Camilo le ofreció la manta y Sara la desdeñó y volvió a su


lugar. Esta vez se echó de lado junto al pozo y hundió un
brazo en el agua. Tenía los ojos brillantes, sonrientes.

—Agredida por un árbol —dijo—. ¿Cuándo fue que todo


cambió? Te juro…
—No sé qué hacer. No sé cómo te estás sintiendo. Te veo
sufrir, pero al mismo tiempo te veo feliz —dijo Camilo—. Te
miro, te escucho, y no sé.
—Es horrible, pero es importante cómo reaccione. Es
importante que esté fuerte, que cuide mis emociones —
dijo, y bajó un pie y se puso a hacer círculos en la
superficie—. Ya no soy yo sola. ¿Me rascás?

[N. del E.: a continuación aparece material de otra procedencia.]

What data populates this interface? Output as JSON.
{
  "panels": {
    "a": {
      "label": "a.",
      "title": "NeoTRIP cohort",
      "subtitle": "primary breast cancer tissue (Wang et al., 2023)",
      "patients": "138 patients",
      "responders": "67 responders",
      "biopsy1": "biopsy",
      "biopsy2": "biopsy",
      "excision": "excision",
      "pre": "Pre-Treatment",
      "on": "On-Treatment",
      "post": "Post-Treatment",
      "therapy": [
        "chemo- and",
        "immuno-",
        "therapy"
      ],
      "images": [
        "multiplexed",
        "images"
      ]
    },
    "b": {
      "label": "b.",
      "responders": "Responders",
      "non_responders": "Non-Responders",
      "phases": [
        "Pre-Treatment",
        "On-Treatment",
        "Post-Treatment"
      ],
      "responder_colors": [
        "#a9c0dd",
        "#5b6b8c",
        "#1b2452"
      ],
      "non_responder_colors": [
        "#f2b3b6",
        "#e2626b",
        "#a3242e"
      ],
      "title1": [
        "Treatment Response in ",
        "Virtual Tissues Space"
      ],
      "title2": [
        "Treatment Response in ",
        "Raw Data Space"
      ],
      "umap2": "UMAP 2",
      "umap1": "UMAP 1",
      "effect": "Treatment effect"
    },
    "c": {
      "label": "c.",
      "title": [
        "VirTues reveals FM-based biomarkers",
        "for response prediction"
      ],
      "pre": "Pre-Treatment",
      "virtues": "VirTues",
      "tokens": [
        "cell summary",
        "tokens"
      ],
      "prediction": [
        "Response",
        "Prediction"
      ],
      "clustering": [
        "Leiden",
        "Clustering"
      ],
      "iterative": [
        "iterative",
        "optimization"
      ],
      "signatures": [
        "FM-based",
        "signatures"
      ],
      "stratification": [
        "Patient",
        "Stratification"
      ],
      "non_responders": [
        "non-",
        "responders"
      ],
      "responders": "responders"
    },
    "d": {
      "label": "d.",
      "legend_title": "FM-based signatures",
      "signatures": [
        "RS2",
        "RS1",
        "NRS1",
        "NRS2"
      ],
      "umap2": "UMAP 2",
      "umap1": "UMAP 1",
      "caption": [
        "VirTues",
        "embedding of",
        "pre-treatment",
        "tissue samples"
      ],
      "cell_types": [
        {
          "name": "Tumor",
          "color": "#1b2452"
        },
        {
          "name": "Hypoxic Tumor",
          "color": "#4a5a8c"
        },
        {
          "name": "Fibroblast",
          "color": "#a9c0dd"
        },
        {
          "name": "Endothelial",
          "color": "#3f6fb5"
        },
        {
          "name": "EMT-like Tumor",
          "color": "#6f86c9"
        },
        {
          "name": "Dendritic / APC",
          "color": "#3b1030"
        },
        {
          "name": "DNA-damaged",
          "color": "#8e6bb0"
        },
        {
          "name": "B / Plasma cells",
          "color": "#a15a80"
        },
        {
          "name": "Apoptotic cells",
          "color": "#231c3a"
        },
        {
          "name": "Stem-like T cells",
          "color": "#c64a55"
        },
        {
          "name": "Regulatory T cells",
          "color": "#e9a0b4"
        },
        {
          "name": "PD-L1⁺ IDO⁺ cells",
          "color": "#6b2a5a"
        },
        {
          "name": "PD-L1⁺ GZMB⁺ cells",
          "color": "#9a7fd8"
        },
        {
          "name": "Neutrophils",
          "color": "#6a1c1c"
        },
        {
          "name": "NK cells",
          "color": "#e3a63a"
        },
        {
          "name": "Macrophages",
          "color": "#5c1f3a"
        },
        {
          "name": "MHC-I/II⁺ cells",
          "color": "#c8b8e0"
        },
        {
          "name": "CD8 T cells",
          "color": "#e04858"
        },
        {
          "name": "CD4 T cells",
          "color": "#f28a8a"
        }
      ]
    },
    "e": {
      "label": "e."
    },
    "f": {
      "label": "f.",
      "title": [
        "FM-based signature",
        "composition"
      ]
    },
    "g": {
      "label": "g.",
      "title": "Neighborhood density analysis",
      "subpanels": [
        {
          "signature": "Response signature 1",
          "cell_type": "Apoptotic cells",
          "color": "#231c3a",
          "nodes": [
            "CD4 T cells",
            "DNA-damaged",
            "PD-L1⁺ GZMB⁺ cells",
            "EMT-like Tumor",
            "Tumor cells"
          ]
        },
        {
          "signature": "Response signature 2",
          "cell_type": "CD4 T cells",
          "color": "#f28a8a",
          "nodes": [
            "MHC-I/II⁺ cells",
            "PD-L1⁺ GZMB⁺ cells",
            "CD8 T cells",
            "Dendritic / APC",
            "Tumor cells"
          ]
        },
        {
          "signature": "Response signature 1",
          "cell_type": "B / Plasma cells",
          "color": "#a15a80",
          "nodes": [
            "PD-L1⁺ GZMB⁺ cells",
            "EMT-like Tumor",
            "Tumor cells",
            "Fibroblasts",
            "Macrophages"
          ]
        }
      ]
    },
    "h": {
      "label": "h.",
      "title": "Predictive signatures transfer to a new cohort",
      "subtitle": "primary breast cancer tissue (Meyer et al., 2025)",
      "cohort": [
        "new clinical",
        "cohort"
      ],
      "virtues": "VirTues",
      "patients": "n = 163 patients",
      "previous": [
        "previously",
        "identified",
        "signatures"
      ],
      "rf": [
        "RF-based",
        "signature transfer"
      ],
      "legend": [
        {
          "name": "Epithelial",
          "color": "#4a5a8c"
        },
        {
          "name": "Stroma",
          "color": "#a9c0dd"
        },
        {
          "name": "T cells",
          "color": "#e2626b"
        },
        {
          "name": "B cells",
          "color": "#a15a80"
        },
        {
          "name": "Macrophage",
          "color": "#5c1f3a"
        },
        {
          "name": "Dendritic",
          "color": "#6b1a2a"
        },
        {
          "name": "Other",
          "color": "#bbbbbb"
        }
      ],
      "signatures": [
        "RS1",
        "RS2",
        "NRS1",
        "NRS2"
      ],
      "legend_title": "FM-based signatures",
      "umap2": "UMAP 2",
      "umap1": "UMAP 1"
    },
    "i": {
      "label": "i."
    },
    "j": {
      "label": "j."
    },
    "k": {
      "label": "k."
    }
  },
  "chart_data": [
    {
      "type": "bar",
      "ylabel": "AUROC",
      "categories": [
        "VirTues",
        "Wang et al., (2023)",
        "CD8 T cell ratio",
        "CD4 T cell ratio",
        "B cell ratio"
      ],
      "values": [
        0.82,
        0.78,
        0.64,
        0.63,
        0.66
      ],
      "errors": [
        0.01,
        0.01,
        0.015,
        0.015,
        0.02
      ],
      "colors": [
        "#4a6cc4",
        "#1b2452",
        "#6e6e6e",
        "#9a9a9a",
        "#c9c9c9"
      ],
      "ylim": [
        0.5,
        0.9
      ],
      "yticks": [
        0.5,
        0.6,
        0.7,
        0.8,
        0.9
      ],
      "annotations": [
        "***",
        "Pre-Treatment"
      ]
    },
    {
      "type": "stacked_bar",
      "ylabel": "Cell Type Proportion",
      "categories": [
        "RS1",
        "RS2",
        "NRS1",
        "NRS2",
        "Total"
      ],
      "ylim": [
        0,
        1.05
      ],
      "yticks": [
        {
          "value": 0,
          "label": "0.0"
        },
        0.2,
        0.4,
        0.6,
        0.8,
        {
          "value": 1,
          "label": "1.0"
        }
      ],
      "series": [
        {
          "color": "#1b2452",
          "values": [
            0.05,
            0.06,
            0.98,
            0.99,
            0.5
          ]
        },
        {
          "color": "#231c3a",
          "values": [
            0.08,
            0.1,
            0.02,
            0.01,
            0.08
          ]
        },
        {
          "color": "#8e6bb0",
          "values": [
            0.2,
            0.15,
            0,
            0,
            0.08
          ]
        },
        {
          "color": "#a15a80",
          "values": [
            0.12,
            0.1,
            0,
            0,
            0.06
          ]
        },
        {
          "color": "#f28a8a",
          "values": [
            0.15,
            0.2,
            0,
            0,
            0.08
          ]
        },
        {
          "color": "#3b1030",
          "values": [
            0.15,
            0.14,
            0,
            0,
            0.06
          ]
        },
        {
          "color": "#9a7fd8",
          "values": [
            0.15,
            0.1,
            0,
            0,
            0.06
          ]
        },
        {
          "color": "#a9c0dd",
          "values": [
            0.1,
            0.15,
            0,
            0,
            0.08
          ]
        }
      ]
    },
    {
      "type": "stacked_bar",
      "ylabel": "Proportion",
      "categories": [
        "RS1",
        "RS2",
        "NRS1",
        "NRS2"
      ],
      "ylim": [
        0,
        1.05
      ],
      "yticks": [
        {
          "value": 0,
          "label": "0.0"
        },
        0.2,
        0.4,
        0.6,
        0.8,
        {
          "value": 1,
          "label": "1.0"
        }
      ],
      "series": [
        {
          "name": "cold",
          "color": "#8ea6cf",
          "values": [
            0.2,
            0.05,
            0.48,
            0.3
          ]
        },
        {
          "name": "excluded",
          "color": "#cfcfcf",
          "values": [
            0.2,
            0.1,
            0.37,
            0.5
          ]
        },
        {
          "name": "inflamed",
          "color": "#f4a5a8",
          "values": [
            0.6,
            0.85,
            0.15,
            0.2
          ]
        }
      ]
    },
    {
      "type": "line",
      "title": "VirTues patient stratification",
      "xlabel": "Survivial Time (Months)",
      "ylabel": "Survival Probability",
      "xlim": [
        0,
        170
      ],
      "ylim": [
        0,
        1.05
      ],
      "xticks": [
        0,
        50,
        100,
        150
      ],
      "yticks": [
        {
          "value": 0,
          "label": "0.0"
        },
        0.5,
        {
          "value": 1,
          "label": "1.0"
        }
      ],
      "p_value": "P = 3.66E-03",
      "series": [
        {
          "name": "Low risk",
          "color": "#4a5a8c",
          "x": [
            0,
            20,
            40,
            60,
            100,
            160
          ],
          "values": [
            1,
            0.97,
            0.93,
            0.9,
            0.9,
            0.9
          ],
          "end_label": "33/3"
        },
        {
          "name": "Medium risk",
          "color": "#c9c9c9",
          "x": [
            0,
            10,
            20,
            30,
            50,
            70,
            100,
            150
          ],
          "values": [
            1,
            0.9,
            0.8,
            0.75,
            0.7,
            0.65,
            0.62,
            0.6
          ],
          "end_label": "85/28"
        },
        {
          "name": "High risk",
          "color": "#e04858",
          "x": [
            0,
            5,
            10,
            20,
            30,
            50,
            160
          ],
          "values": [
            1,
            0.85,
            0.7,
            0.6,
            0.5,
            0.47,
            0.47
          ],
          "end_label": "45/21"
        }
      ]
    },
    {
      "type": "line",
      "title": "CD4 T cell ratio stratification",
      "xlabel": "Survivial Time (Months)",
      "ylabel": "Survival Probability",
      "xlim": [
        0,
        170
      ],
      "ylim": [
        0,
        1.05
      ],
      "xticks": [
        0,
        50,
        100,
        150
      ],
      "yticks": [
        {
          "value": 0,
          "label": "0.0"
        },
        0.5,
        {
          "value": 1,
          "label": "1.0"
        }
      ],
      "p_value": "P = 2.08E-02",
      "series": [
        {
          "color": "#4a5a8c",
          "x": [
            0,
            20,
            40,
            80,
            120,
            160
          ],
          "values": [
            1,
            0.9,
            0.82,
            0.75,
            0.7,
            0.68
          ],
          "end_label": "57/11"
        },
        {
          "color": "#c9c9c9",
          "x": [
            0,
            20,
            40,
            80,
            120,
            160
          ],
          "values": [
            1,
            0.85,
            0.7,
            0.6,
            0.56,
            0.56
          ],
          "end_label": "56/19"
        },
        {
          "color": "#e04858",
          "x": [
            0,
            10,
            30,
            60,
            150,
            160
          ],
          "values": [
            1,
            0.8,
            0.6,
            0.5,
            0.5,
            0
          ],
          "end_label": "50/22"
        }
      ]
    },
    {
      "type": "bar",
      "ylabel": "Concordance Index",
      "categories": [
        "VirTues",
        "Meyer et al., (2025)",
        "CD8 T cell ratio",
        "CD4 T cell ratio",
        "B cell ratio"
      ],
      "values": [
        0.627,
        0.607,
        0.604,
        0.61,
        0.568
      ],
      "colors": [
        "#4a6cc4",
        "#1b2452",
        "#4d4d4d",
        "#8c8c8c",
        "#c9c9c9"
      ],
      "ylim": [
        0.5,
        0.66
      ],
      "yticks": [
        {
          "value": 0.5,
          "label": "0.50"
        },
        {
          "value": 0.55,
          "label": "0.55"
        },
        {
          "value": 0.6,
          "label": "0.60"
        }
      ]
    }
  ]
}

Camilo se arrodilló y empezó a frotarle brazos y piernas


con el agua helada del pozo. Sara le pidió que más
despacio. Con cada contacto gemía, y cuando abría los
ojos los dejaba clavados en el agua que se deslizaba y
caía toda rota por la piedra. Pasaron un tiempo en silencio
con el ruido a cascada. Unas luces como llamas bailaban
en la superficie pelada del volcán. Había otro ruido que
Camilo tardó en identificar. Era el viento y sonaba como un
motor exigido a fondo. Nunca llegaba a donde estaban
ellos. Se enroscaba en el volcán, en otros huecos del valle.
Camilo estuvo a punto de preguntarle a Sara si había visto
el ruido que hacía el viento, seguro de que los dos habían
estado prestando atención a la misma cosa, pero ella no
pensaba en eso. Le pidió a Camilo que le cantara algo.
Tenía la cabeza apoyada en un brazo y se rascaba
metódicamente el codo.

—Sabés que no sé cantar —dijo Camilo


—Vas a tener que aprender –dijo Sara, apretando los ojos
para forzar el sueño—. No hay nada más lindo que alguien
que te cante. Y vamos a contarle cuentos, y a malcriarlo
todo lo que podamos.
—Vamos a tener que mentirle —dijo Camilo—. Decirle que
Papá Noel existe, y que el conejo de Pascua y todo eso.
—No me hagas reír, Camilo —dijo Sara riéndose. Se movía
toda, hipaba y abría la boca grande—. Ay, por favor…

Luego, cuando ya podía respirar con normalidad, le pidió a


Camilo que la ayudara a ponerse derecha porque horizontal
se mareaba. Camilo se le sentó atrás, y ella recostó la
espalda en su pecho y quedó de piernas abiertas. Después
le pidió que cerrara la ventana. Pensaba que estaban de
vuelta en el hotel. Con la voz tomada por la fiebre, se
quejaba de que el volcán en la ventana no la dejaba dormir.
Después se rio con la garganta como si se hubiese dado
cuenta de su delirio, y Camilo se preguntó cómo haría la
gente del pueblo, si dormirían de ojos abiertos.